A Lição de J.D.
Elogio de Scrubs

Scrubs, a série feita por Bill Lawrence – também criador de Spin City –, poderia ser definida, com algum descaso, apenas como uma paródia ao seriado dramático de maior sucesso da década de 90, ER. O ambiente de hospital, a decupagem que prioriza os planos-seqüências decorrentes de seus corredores, as piadas em relação aos procedimentos médicos e o "drama" dos doutores em relação a si mesmos e aos seus pacientes, tudo que compõe, à primeira vista, Scrubs, é ligado àquele seriado que obviamente serviu de grande inspiração para Bill. Se assim fosse, já mereceria créditos: o ritmo de humor é ágil, a quantidade de piadas altíssima, os atores estão sintonizados, a direção tem uma decupagem um pouco mais refinada que a maior parte das séries cômicas, a paródia pura e simples é e sempre será bem-vinda. Mas há algo que separa a série protagonizada por Zach Braff de um episódio de Saturday Night Live, e que, a cada temporada, parece mais presente. Em Scrubs, o limite entre paródia e homenagem, entre drama e comédia, entre fantasia e realidade não é assim tão bem definido, e aí está a graça singular da série.

Há, em cada episódio, um tema, uma linha-mestra, uma moral que é desenvolvida. Nos últimos minutos, um monólogo de J.D. (o protagonista) acompanha todos os personagens principais, resumindo a lição de vida "aprendida" naquele episódio. A lição de vida, como em qualquer série cômica que se preze, é naturalmente ridícula, e freqüentemente engraçada. Às vezes feliz, às vezes triste (ou pelo menos consciente de que a felicidade para alguns não é sempre a mesma que para outros). Enfim, uma lição de vida como as outras. Mas, mesmo ridícula, Bill se recusa a ridicularizá-la. Os personagens sofrem, e sofremos com eles, brigam, e brigamos com eles, choram, e choramos com eles, e assim por diante. Aquilo que é motivo de riso, estranhamente, também não é.

É claro que essa postura está longe de ser nova, e grande parte do sucesso de Friends se devia a essa interseção. Mas, enquanto em Friends nossa identificação era dada pelos personagens serem, basicamente, pessoas como a gente, vivendo situações que poderíamos também estar vivendo, em Scrubs esta identificação é muito mais estranha, e portanto também mais interessante (não necessariamente melhor, que fique claro).

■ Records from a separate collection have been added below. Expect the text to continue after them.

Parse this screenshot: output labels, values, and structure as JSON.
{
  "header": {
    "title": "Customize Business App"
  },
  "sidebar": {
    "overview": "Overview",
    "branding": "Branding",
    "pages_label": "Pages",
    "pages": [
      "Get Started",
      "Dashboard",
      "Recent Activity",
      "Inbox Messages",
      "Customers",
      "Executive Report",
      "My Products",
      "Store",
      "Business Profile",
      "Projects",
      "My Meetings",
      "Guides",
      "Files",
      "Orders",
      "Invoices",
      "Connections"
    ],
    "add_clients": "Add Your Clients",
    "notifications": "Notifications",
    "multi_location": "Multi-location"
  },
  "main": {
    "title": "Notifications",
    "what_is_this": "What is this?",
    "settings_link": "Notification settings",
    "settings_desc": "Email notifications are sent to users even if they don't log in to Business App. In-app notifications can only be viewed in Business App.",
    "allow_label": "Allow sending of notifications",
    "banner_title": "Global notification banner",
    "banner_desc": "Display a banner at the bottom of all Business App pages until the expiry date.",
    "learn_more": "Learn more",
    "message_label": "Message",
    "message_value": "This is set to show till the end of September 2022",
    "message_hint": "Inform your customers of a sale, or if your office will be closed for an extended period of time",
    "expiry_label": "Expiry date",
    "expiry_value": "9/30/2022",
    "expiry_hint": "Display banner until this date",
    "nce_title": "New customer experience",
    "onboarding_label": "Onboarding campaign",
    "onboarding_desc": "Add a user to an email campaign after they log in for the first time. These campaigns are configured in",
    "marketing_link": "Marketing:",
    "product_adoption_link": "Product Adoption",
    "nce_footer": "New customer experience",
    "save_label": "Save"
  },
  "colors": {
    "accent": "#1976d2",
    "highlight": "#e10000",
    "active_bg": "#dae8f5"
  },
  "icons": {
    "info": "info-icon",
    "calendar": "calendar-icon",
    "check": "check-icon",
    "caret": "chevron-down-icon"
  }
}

A todo momento a narrativa é interrompida, implodida, deixada de lado para que um humor absurdo surja à tona, que carrega o espectador para fora daquele espaço e, portanto, daqueles personagens. Nenhum dos atores tem medo de se expor ao ridículo, e um acontecimento crítico pode ser deixado de lado em questão de segundos.

Neste sentido, o humor de Scrubs lembra a outra série cômica de maior sucesso nos anos 90, Seinfeld. Mas, se em Seinfeld, todos os caminhos levavam única e simplesmente ao humor (e portanto não havia qualquer espécie de pudor na condução da narrativa), e em Friends o humor estava sempre preso a uma estrutura superior (que, em certa instância, condicionava o caráter "humano" de seus personagens, como o amor de Ross e Rachel), Scrubs consegue unir os dois mundos sem a menor dificuldade. É como se um fio dramático fosse ao longo do episódio esquecido, cortado, mas no fim se mantivesse ali, resistente, sabe-se lá de onde, sabe-se lá a razão. Uma série livre dos códigos dominantes – a ponto de independer das risadas falsas da live audience –, que, talvez por parodiar os mesmos códigos, acaba, por fim, os homenageando. Dessa indefinição constante entre ser um Friends amalucado ou um Seinfeld com sentimento é que Scrubs dá um passo adiante no percurso das séries americanas (o mesmo passo que, no sistema de grandes estúdios, é dado atualmente pelos irmãos Farrelly ou pela frat pack). Os códigos estão ali, e já não basta saber usá-los. É preciso rir deles para que eles voltem com a força e a intensidade que merecem.